If you are still not satisfied after your grievance is heard by BOAR, the final course of appeal is to go to Small Claims Court to contest the tentative assessment.

Does a Reassessment Generate Additional Tax Revenue for the Town?

Reassessment cannot be used as a means to generate increased revenue.After the tax base has been equalized and brought to current market value, the tax rate must be reduced to a value that would yield the same amount of tax revenue as the prior year.In other words, the tax rate is reduced in proportion to the increase in total assessed value.A reassessment is a revenue-neutral process.

Will My Taxes Go Up After My Property is Reassessed?

An increased assessment doesn’t mean that your taxes will increase.In the ideal case, one-third of property owners will see an increase, one-third will stay the same, and one-third will decrease.If your assessment decreases or increases less than the average change, your taxes will decrease.If your assessment increases by more than the overall average, your taxes will go up.

Your taxes will not increase by the same percentage as your assessment.

What is Market Value?

The most probable price that a property would sell for on the open market with both the buyer and seller acting knowledgably and prudently.

Market value is the true value of a property.The assessed value is the portion of that value that you pay taxes on.This is why a 100% equalization rate is ideal.

How is Market Value Different From Assessed Value?

The purpose of an assessment is to ensure equity in the distribution of taxes.In other words, to ensure that everyone pays their fair share of taxes, not more or less.

Assessed values are only used for determining taxes.Data is subjected to a trend analysis that covers several years (ours is based on market analysis of the period of 7/1/2013 – June 30, 2017), and the assessor does not enter the properties.For purposes of this reassessment, our consultants did not incorporate the condition of the home into the analysis.

Appraisals of market value are typically done by lenders and are used to determine current fair market rate.
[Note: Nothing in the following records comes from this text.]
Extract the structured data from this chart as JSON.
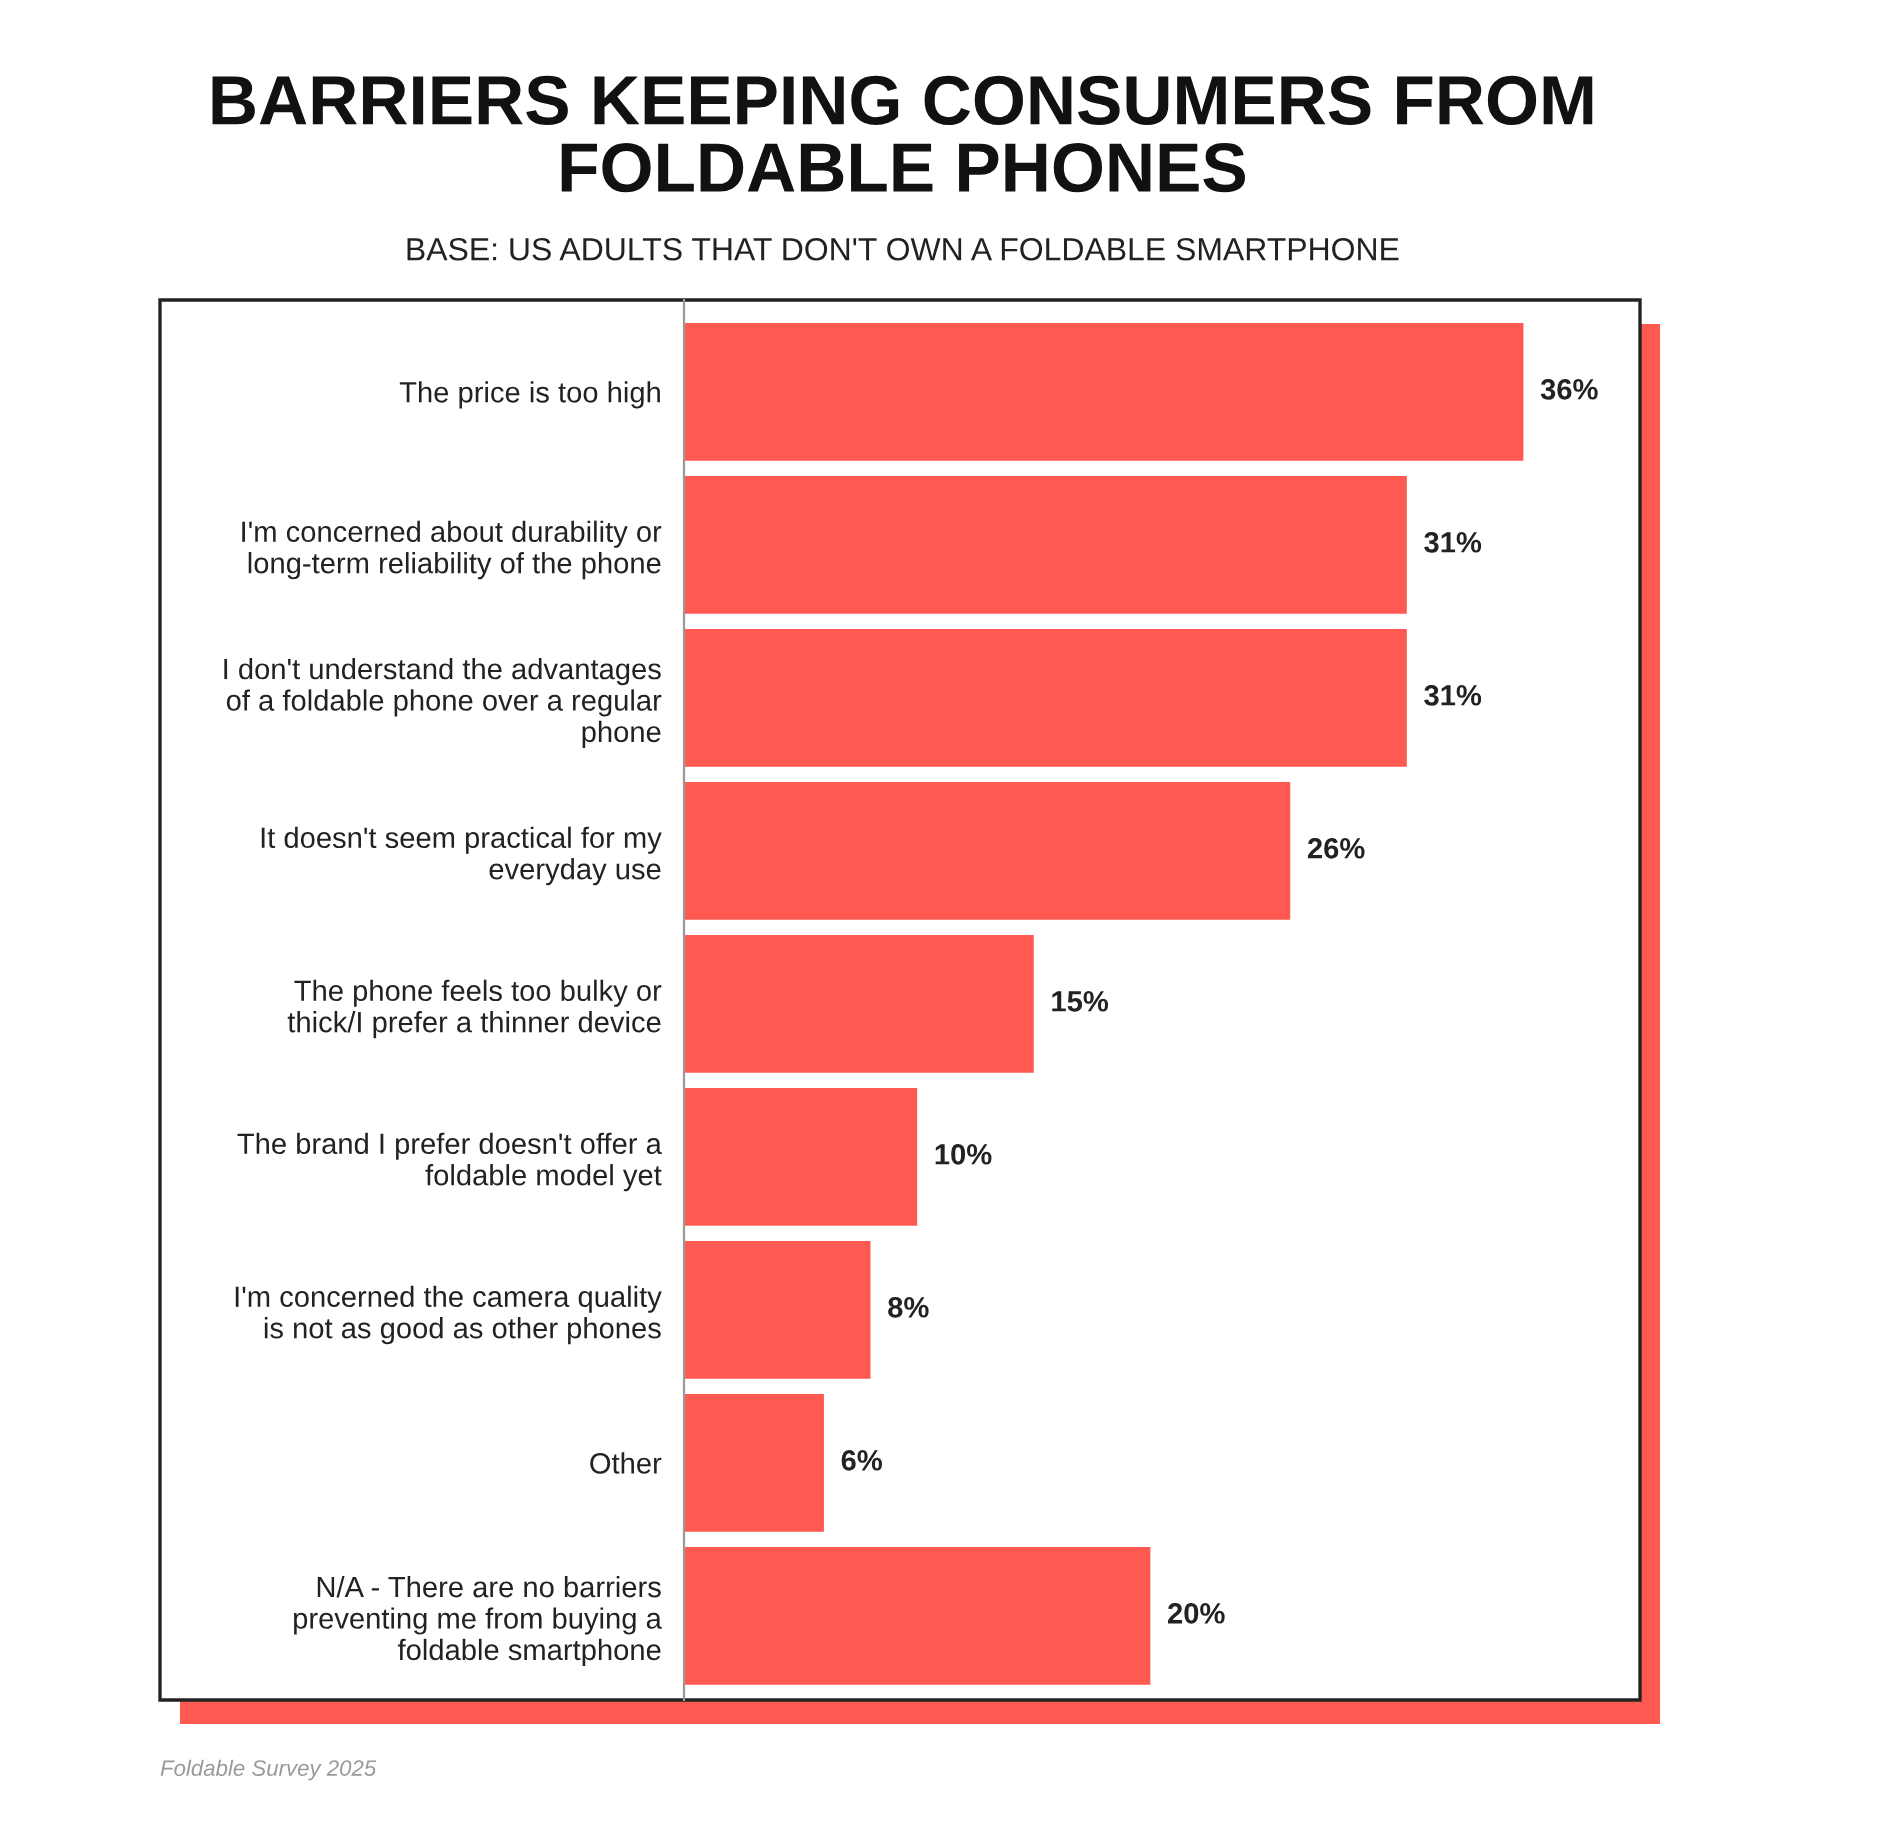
{
  "chart_data": {
    "type": "bar",
    "orientation": "horizontal",
    "title": "BARRIERS KEEPING CONSUMERS FROM\nFOLDABLE PHONES",
    "subtitle": "BASE: US ADULTS THAT DON'T OWN A FOLDABLE SMARTPHONE",
    "categories": [
      "The price is too high",
      "I'm concerned about durability or\nlong-term reliability of the phone",
      "I don't understand the advantages\nof a foldable phone over a regular\nphone",
      "It doesn't seem practical for my\neveryday use",
      "The phone feels too bulky or\nthick/I prefer a thinner device",
      "The brand I prefer doesn't offer a\nfoldable model yet",
      "I'm concerned the camera quality\nis not as good as other phones",
      "Other",
      "N/A - There are no barriers\npreventing me from buying a\nfoldable smartphone"
    ],
    "values": [
      36,
      31,
      31,
      26,
      15,
      10,
      8,
      6,
      20
    ],
    "value_labels": [
      "36%",
      "31%",
      "31%",
      "26%",
      "15%",
      "10%",
      "8%",
      "6%",
      "20%"
    ],
    "color": "#ff5a52",
    "xlim": [
      0,
      41
    ],
    "tick_labels": "y",
    "grid": false,
    "legend": false,
    "annotations": [
      "Foldable Survey 2025"
    ]
  }
}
Appraisals are typically based on a list of sales for a six-month period.Appraisers evaluate the inside the house and condition of the building is factored into the calculation.

What is an Equalization Rate?

The Equalization Rate for a municipality is the assessed value of the real property in a town as determined by the local assessor divided by the state's appraised value of that same real property. This ratio is stated as a percentage. At an equalization rate of 100%, assessments are at full market value. An equalization rate is New York State's measure of a municipality's level of assessment.

Each municipality determines its own level of assessment (this is in contrast to most states that require one level of assessment statewide).Hundreds of taxing jurisdictions - including most school districts and counties - do not share the same taxing boundaries as the cities and towns that are responsible for assessing properties.In order to distribute school district or county taxes among multiple municipalities, the level of assessment of each municipality must be equalized to full market value.